Birch Haven Senior Living

Birch Haven Senior Living: Acting on opportunities

Dale Kelm grows from administrator to owner of the Ashland facility, then grows the business into a small chain.

Dale Kelm has combined a passion for older people and an instinct for business management into a growing chain of successful senior living facilities.  It all started in 2011, when Dale applied for the position of Administrator with Birch Haven Senior Living in Ashland. His work as a nurse had led to a passion for caring for the elderly, and he had discovered his desire for entrepreneurship while working for Lutheran Social Services in Eau Claire. “I always wanted to be self-employed,” Dale said, describing how in each job he’d held, he always looked for ways to improve the operation. 

Owners Kathy and Jim Birchem of Elder Care Minnesota offered Dale the job. In under two years, he returned the 50-resident property to near-full occupancy and profitability. “In 2013, Kathy and I got into a conversation about what’s next,” Dale remembered. The Birchems offered to help Dale finance the purchase.
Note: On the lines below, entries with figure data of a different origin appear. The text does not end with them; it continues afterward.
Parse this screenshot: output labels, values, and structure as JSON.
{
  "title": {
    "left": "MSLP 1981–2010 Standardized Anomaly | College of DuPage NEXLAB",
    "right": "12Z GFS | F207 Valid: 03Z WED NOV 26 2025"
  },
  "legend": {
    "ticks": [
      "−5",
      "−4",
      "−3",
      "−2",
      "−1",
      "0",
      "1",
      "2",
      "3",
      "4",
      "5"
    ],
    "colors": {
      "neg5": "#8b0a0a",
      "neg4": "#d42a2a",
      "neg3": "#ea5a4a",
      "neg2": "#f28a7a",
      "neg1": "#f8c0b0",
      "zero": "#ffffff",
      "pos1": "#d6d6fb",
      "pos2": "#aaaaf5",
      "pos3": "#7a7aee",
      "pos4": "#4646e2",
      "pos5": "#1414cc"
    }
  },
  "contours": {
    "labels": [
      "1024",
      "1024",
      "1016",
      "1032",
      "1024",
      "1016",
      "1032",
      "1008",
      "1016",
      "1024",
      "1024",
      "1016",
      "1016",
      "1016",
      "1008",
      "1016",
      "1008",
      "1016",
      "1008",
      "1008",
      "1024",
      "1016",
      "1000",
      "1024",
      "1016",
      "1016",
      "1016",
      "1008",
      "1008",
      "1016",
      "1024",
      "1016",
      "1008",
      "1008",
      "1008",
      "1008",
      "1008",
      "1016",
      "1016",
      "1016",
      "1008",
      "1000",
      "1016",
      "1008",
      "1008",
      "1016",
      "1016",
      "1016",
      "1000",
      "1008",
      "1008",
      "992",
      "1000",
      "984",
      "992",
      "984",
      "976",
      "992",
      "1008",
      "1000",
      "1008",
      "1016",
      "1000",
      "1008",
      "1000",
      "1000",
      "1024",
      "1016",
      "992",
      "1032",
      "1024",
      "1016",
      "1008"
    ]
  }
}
While Dale was negotiating with the Birchems, a bank holding a non-staffed Residential Care Apartment Complex (RCAC) in Washburn heard of his success with the Birch Haven independent living facility in Ashland and offered a similar purchase opportunity. It was time for Dale to build his acumen as a business owner.
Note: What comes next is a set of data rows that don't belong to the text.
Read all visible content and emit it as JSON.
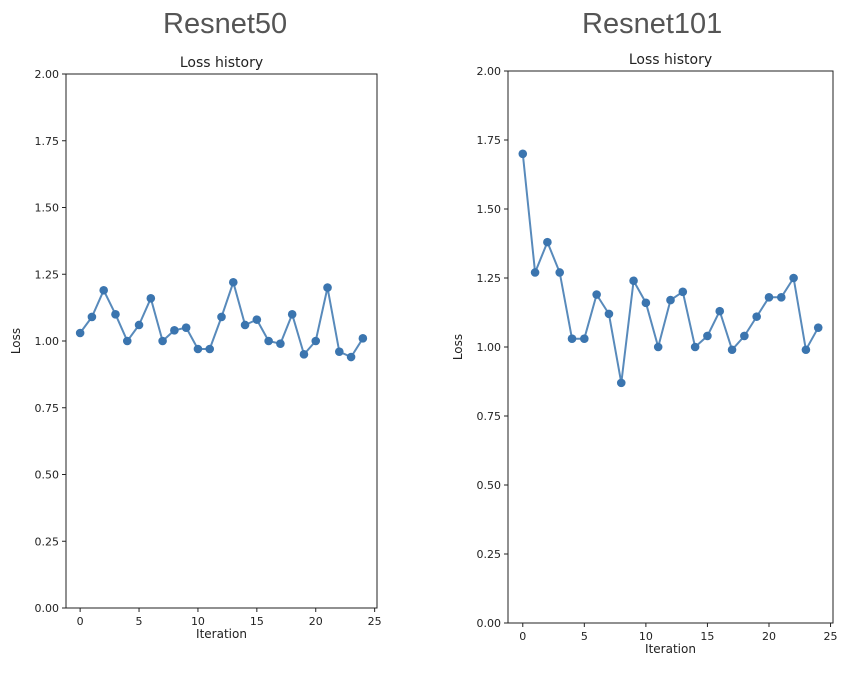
{
  "figures": [
    {
      "heading": "Resnet50"
    },
    {
      "heading": "Resnet101"
    }
  ],
  "chart_data": [
    {
      "type": "line",
      "title": "Loss history",
      "xlabel": "Iteration",
      "ylabel": "Loss",
      "xlim": [
        -1.2,
        25.2
      ],
      "ylim": [
        0,
        2
      ],
      "xticks": [
        0,
        5,
        10,
        15,
        20,
        25
      ],
      "yticks": [
        0.0,
        0.25,
        0.5,
        0.75,
        1.0,
        1.25,
        1.5,
        1.75,
        2.0
      ],
      "ytick_labels": [
        "0.00",
        "0.25",
        "0.50",
        "0.75",
        "1.00",
        "1.25",
        "1.50",
        "1.75",
        "2.00"
      ],
      "x": [
        0,
        1,
        2,
        3,
        4,
        5,
        6,
        7,
        8,
        9,
        10,
        11,
        12,
        13,
        14,
        15,
        16,
        17,
        18,
        19,
        20,
        21,
        22,
        23,
        24
      ],
      "values": [
        1.03,
        1.09,
        1.19,
        1.1,
        1.0,
        1.06,
        1.16,
        1.0,
        1.04,
        1.05,
        0.97,
        0.97,
        1.09,
        1.22,
        1.06,
        1.08,
        1.0,
        0.99,
        1.1,
        0.95,
        1.0,
        1.2,
        0.96,
        0.94,
        1.01
      ],
      "color": "#3b75af"
    },
    {
      "type": "line",
      "title": "Loss history",
      "xlabel": "Iteration",
      "ylabel": "Loss",
      "xlim": [
        -1.2,
        25.2
      ],
      "ylim": [
        0,
        2
      ],
      "xticks": [
        0,
        5,
        10,
        15,
        20,
        25
      ],
      "yticks": [
        0.0,
        0.25,
        0.5,
        0.75,
        1.0,
        1.25,
        1.5,
        1.75,
        2.0
      ],
      "ytick_labels": [
        "0.00",
        "0.25",
        "0.50",
        "0.75",
        "1.00",
        "1.25",
        "1.50",
        "1.75",
        "2.00"
      ],
      "x": [
        0,
        1,
        2,
        3,
        4,
        5,
        6,
        7,
        8,
        9,
        10,
        11,
        12,
        13,
        14,
        15,
        16,
        17,
        18,
        19,
        20,
        21,
        22,
        23,
        24
      ],
      "values": [
        1.7,
        1.27,
        1.38,
        1.27,
        1.03,
        1.03,
        1.19,
        1.12,
        0.87,
        1.24,
        1.16,
        1.0,
        1.17,
        1.2,
        1.0,
        1.04,
        1.13,
        0.99,
        1.04,
        1.11,
        1.18,
        1.18,
        1.25,
        0.99,
        1.07
      ],
      "color": "#3b75af"
    }
  ]
}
Planning in 2015 led to success, growth

 In 2015 Dale contacted the Small Business Development Center at UW-Superior, where consultants Dave Kochendorfer and Andy Donahue performed a full-scale analysis of the Birch Haven Senior Living operation. “We looked at where his priorities were, how he would be able to manage his cash flow, planning for how he can build his capacity for the near future,” Andy recalled.

“I’d done budgets before, but not like these,” Dale said. “Bankers would perk up when I walked in prepared with pro formas from the SBDC.” Dale was able to procure a federal loan for Birch Haven Senior Living in Ashland.

Dave and Andy’s advice readied Dale to evaluate the new opportunities coming his way, and prepared him to apply for loans to finance those that he chose to pursue. Meanwhile, a chance to own an assisted living facility in Minocqua emerged for Dale, in which he invested with two silent partners. By 2015 Dale had become an owner-partner in three senior living businesses and formed a parent company, Kelm Enterprises, Inc., with assistance from the SBDC.

Andy remarked, “Dale has successfully been able to understand his current business—the operations, financial management, marketing, the senior housing sector itself—and he knows where demand is growing in Northern Wisconsin.”

I’m a macro thinker—they helped me with the micro.
Dale Kelm
Birch Haven Senior Living
  • Business planning, including financial projections
  • Sounding board
  • Referrals and preparation for meetings with lenders
With SBDC’s help, turning opportunity into performance

Andy and Dale continue to meet frequently to review Birch Haven’s financial performance and plans for the future. Andy said, “He’s a long-term thinker. We help him see what he needs to do in the short term to prepare.” Dale feels that each senior housing project he’s taken on has benefited from the counseling he received from the SBDC at UW-Superior. “Any project I get, I call the SBDC for advice,” said Dale. “I’m a macro thinker—they help me with the micro.”

Dale’s future plans include non-staffed senior housing, a living arrangement that appeals to many of the older rural population of northern and central Wisconsin. “When you’re still living on the farm, and the laundry is in the basement and the bedrooms are upstairs, your world can narrow down to the kitchen and the living room,” Dale observed. He’s hard at work creating more options for people to live independently but safely.